Reputation: 447
I want to convert a list of objects and store their attributes as columns.
{
"heading": 1,
"columns": [
{
"col1": "a",
"col2": "b",
"col3": "c"
},
{
"col1": "d",
"col2": "e",
"col3": "f"
}
]
}
Final Result
heading | col1 | col2 | col3
1 | a | b | c
1 | d | e | f
I am currently flattening my data (and excluding the columns column)
df = target_table.relationalize('roottable', temp_path)
However, for this use case, I will need the columns column. I saw examples where arrays_zip
and explode
was used. Would I need to iterate through each object or is there an easier way to extract each object and convert into a row?
Upvotes: 0
Views: 658
Reputation: 13998
use Spark SQL builtin function: inline or inline_outer is probably easiest way to handle this (use inline_outer when NULL is allowed in columns
):
From Apache Hive document:
Explodes an array of structs to multiple rows.

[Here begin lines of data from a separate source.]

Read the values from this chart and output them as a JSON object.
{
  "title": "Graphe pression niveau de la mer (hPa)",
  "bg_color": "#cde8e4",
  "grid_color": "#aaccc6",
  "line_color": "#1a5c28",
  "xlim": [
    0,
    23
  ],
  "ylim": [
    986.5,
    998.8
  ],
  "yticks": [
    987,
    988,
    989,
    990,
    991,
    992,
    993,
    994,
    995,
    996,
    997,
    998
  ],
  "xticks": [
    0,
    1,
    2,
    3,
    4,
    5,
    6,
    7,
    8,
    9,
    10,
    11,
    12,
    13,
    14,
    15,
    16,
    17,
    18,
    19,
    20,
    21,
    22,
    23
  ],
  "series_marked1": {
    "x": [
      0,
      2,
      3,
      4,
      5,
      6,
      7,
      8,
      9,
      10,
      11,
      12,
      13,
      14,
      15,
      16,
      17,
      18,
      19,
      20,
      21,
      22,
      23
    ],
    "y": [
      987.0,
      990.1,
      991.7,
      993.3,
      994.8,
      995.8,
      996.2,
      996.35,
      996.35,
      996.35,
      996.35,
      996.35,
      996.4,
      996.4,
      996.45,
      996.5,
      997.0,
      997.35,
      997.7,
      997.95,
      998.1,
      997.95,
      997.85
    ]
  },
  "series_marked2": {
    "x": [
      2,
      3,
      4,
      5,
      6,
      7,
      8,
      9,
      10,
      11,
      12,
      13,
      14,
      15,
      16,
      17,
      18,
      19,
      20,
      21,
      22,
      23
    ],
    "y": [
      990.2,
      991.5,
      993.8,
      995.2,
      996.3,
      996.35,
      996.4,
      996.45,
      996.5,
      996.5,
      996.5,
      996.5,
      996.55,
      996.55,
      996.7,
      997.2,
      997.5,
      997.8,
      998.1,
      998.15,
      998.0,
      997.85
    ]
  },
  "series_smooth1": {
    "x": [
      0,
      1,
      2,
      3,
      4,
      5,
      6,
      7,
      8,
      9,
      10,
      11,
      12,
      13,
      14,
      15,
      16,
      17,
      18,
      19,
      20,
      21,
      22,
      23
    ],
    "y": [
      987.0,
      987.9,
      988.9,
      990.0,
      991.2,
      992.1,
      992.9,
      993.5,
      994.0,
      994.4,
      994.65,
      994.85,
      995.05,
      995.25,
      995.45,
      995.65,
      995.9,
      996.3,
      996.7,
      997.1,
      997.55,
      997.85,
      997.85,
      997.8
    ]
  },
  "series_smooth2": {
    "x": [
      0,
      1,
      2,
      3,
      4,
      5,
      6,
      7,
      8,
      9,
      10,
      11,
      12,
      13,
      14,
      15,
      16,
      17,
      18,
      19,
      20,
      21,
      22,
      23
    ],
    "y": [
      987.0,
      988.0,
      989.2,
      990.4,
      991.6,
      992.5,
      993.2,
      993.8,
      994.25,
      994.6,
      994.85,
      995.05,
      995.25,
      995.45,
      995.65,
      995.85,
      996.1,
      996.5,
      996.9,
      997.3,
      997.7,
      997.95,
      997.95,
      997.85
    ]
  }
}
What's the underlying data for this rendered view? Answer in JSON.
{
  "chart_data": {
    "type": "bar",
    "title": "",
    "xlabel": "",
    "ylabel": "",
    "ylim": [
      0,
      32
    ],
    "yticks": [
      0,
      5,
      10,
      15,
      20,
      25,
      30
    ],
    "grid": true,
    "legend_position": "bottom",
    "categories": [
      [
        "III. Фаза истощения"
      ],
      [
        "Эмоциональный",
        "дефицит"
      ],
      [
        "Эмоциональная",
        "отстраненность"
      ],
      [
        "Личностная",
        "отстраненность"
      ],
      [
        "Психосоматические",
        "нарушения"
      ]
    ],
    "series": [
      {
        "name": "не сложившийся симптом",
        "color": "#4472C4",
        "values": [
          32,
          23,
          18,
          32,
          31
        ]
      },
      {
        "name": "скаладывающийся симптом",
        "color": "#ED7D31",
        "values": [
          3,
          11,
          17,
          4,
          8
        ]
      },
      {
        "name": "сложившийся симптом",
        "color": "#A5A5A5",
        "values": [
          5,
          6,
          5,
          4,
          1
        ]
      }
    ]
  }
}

Returns a row-set with N columns (N = number of top level elements in the struct), one row per struct from the array. (As of Hive 0.10.)
df.selectExpr('heading', 'inline_outer(columns)').show()
+-------+----+----+----+
|heading|col1|col2|col3|
+-------+----+----+----+
| 1| a| b| c|
| 1| d| e| f|
+-------+----+----+----+
Upvotes: 2